Khalid Taha, Former Wells Fargo Retail Worker & Current Committee For Better Banks Member
My name is Khalid Taha, and until July 2016 I was a personal banker at a Wells Fargo in San Diego, California. When I came to the United States as a refugee, I had high hopes. After years of being torn by war, first in Iraq and then in Syria, my family and I moved to San Diego. I expected to find a good job in the United States, with good working conditions. But the reality I encountered was different.
The unreasonable sales quotas at Wells Fargo have taken a huge toll on workers like me. The branch where I worked was structured in such a way that we had to meet sales quotas every day. If I did not meet my sales goals I could get written up and risked being fired. This kind of pressure meant we had to prioritize selling products, rather than just focusing on what best matched our customers’ needs. On a daily basis, I had a quota of approximately 10 to 15 personal accounts, 2-3 new accounts, 2-3 credit cards and/or loans; and a daily referral for an insurance or mortgage product.

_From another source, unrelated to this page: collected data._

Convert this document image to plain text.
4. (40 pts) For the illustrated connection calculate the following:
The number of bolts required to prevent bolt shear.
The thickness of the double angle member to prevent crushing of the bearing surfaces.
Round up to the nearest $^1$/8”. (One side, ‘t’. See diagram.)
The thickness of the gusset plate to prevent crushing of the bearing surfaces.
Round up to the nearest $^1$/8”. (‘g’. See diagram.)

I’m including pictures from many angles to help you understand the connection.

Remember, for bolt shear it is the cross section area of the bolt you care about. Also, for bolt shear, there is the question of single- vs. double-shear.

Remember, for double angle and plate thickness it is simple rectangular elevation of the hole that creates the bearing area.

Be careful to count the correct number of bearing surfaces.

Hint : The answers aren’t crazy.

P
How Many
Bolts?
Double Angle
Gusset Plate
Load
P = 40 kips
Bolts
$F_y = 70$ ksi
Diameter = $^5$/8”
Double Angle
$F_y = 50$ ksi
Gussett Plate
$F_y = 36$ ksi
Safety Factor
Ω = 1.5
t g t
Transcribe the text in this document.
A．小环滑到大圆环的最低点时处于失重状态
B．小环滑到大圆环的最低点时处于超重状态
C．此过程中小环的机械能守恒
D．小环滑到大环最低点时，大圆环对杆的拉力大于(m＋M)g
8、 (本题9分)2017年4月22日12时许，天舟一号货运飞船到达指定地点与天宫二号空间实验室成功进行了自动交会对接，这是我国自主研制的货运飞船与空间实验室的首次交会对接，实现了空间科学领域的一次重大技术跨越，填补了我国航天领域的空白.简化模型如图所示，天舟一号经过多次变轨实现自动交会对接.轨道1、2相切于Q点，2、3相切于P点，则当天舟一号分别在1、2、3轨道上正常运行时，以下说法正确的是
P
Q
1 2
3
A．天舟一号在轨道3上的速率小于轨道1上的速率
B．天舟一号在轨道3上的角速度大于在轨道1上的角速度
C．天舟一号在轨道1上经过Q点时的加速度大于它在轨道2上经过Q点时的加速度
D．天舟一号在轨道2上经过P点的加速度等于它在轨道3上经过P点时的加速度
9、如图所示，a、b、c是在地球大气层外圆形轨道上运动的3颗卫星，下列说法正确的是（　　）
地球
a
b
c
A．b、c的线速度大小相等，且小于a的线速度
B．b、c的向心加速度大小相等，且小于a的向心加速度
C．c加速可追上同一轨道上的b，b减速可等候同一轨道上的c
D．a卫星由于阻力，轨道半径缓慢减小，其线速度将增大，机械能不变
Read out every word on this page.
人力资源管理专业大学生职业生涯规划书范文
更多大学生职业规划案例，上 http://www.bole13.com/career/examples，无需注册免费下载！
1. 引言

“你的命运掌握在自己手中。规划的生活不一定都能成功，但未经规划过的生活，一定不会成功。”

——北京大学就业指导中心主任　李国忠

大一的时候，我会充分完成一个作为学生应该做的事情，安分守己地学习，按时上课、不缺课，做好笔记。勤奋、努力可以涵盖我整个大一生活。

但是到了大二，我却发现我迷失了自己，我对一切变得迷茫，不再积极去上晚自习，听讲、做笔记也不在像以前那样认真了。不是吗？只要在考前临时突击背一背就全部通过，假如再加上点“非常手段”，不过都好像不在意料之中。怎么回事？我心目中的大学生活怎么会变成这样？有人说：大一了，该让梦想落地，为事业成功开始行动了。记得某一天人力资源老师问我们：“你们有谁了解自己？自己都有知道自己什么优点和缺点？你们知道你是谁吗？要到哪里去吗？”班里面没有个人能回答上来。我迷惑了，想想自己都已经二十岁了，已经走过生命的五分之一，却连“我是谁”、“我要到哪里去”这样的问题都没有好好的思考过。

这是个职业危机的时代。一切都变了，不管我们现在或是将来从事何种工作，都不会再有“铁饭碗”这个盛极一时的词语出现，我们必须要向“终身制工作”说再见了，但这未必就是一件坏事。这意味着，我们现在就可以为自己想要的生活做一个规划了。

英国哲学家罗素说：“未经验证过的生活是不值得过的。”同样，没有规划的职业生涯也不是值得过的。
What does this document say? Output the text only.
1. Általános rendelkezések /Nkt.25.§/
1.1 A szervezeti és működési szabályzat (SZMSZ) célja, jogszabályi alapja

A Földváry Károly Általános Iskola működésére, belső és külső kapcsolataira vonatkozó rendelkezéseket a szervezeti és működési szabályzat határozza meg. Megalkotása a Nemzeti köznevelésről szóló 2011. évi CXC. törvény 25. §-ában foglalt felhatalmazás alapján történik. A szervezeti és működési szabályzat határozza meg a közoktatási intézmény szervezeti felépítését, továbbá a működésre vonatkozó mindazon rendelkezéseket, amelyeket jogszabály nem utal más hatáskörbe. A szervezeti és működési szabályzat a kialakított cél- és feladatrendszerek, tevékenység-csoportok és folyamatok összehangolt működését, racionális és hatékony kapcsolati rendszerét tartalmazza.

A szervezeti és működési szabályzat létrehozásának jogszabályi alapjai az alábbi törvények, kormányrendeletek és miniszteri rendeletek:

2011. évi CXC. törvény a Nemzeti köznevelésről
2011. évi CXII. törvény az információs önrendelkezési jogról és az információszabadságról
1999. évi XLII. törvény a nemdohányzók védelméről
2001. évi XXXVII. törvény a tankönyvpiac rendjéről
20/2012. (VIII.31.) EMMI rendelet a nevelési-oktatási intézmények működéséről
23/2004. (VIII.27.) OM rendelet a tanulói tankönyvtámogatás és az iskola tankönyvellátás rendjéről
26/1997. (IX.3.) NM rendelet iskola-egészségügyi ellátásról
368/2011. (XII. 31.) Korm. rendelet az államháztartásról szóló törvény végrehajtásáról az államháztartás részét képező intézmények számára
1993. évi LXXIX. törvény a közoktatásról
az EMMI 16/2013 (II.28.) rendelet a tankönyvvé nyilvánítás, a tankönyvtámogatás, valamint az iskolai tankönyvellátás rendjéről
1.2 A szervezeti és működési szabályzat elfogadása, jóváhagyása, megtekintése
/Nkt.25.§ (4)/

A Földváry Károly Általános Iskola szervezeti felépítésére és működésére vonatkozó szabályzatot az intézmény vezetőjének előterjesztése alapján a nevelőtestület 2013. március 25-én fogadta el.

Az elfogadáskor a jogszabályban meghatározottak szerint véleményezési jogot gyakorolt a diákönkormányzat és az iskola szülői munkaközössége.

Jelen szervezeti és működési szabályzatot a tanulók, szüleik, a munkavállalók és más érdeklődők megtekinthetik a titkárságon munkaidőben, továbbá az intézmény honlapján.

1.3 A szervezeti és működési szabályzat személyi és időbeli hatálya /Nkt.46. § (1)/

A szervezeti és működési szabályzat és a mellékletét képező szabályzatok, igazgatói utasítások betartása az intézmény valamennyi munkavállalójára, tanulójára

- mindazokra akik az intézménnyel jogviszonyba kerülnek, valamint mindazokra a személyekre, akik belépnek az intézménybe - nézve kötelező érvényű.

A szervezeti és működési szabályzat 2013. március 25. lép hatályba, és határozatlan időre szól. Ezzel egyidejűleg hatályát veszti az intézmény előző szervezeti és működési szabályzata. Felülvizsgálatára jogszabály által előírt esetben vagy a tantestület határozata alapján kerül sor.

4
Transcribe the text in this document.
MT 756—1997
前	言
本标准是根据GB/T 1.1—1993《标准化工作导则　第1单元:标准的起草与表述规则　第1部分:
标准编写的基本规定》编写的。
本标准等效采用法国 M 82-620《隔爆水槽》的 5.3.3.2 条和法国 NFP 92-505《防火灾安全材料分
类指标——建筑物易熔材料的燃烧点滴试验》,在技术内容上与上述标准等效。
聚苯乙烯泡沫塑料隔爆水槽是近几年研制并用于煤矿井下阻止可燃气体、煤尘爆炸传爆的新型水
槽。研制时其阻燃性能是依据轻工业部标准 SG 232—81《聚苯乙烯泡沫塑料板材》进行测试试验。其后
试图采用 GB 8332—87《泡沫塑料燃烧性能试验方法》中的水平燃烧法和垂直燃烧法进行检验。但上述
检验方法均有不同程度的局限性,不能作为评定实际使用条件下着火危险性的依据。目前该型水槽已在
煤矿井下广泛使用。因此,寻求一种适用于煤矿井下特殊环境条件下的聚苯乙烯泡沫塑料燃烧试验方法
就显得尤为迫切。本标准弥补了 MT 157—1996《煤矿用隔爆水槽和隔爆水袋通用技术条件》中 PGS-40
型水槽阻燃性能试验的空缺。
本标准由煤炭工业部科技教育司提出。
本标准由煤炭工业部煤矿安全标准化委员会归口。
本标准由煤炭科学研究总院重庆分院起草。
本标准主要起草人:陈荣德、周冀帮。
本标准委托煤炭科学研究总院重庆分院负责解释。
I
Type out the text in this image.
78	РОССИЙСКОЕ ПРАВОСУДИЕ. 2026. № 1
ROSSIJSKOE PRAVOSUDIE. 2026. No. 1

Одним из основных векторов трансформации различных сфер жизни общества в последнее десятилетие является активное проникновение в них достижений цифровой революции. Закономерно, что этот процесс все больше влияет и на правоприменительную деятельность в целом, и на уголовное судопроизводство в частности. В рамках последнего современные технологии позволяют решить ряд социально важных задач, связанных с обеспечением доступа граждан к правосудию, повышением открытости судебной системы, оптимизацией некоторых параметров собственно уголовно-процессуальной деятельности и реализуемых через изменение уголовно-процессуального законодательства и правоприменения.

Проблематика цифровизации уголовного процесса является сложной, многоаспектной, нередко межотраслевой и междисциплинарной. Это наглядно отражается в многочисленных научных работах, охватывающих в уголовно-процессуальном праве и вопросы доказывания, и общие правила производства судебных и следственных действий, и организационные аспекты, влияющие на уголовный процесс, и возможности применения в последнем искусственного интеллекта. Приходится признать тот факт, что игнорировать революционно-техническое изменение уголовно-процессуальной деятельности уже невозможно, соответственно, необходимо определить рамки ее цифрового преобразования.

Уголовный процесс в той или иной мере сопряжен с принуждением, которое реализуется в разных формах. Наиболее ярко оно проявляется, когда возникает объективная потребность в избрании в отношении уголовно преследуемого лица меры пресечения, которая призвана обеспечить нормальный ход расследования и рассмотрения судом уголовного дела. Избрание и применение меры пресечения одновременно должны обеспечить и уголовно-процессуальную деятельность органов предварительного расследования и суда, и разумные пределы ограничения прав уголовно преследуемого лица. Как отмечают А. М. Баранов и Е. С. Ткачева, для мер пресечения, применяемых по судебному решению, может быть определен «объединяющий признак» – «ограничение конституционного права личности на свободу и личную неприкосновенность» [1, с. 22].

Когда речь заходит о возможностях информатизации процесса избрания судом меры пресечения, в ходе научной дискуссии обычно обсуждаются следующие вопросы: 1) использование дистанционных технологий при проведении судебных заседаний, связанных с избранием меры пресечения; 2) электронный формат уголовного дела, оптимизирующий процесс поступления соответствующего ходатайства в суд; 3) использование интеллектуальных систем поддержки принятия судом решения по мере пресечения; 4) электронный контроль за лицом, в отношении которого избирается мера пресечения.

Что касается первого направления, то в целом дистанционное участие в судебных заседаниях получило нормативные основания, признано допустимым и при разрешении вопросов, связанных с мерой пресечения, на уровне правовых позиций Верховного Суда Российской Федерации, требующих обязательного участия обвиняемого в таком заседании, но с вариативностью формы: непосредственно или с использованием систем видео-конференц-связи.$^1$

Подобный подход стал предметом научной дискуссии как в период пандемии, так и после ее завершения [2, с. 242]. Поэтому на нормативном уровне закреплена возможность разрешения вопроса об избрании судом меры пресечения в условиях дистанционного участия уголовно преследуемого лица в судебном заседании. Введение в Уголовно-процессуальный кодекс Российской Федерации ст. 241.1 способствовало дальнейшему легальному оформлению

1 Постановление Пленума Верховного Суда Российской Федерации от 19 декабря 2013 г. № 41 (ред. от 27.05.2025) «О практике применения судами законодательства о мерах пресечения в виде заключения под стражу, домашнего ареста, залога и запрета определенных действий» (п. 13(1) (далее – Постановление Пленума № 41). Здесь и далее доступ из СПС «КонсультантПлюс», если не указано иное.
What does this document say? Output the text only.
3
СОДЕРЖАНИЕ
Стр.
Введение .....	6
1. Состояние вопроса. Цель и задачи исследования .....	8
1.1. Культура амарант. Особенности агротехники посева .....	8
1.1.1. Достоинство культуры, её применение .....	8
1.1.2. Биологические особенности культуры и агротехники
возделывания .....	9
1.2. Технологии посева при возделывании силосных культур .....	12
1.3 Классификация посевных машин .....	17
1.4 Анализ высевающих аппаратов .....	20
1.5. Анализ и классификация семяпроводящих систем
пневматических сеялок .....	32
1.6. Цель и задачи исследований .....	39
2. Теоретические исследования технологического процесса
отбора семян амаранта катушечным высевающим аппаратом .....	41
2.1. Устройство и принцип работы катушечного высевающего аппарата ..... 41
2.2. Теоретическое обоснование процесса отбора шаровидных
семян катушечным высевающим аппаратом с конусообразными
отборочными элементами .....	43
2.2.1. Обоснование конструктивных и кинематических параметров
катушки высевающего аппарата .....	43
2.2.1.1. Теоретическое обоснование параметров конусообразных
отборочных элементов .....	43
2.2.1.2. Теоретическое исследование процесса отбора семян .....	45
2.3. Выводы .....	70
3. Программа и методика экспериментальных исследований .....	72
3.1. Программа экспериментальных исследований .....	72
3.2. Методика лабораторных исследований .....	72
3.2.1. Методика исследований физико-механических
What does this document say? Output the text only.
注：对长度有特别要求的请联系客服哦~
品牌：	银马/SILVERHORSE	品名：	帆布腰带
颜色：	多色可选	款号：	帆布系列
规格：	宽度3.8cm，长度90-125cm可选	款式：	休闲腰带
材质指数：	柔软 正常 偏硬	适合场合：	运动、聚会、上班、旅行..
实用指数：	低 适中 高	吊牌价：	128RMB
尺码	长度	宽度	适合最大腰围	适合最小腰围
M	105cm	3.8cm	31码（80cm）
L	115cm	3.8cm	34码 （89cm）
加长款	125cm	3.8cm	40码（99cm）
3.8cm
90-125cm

Wages for frontline bank workers are very low, with the average teller earning about $12.40 per hour. Even though we made incentive bonuses for meeting high sales targets they did not add up to a lot of money. The strongest incentive for meeting our sales goals was to avoid disciplinary action and termination.
In fact, in all the time I worked at Wells Fargo, I never heard of a worker being fired for overzealous selling. If workers were fired it was because they couldn’t meet the excessive sales targets.
Not only were the sales goals hurting the lives of Wells Fargo’s workers, they were hurting our customers as well. I would constantly have customers come in saying that they could not afford the monthly maintenance fees for their checking accounts because they were on a fixed income. Wells Fargo’s solution was always focused on selling a new product, so the workers would be directed to tell the customer to open a savings account, so that they would not have to pay the maintenance fee for the checking account.
But opening a savings account meant the customer had to enroll in automatic funds transfer from their checking to their savings accounts. With less in the checking account, they were more likely to be hit with overdraft fees of $35 per occurrence. Instead of helping lower income customers to avoid paying fees, Wells Fargo’s insistence on selling new products ended up taking more money out of the customer’s pocket.
That’s why last year I decided to join The Committee for Better Banks. I have met other workers who like me want to improve our jobs and the banking industry.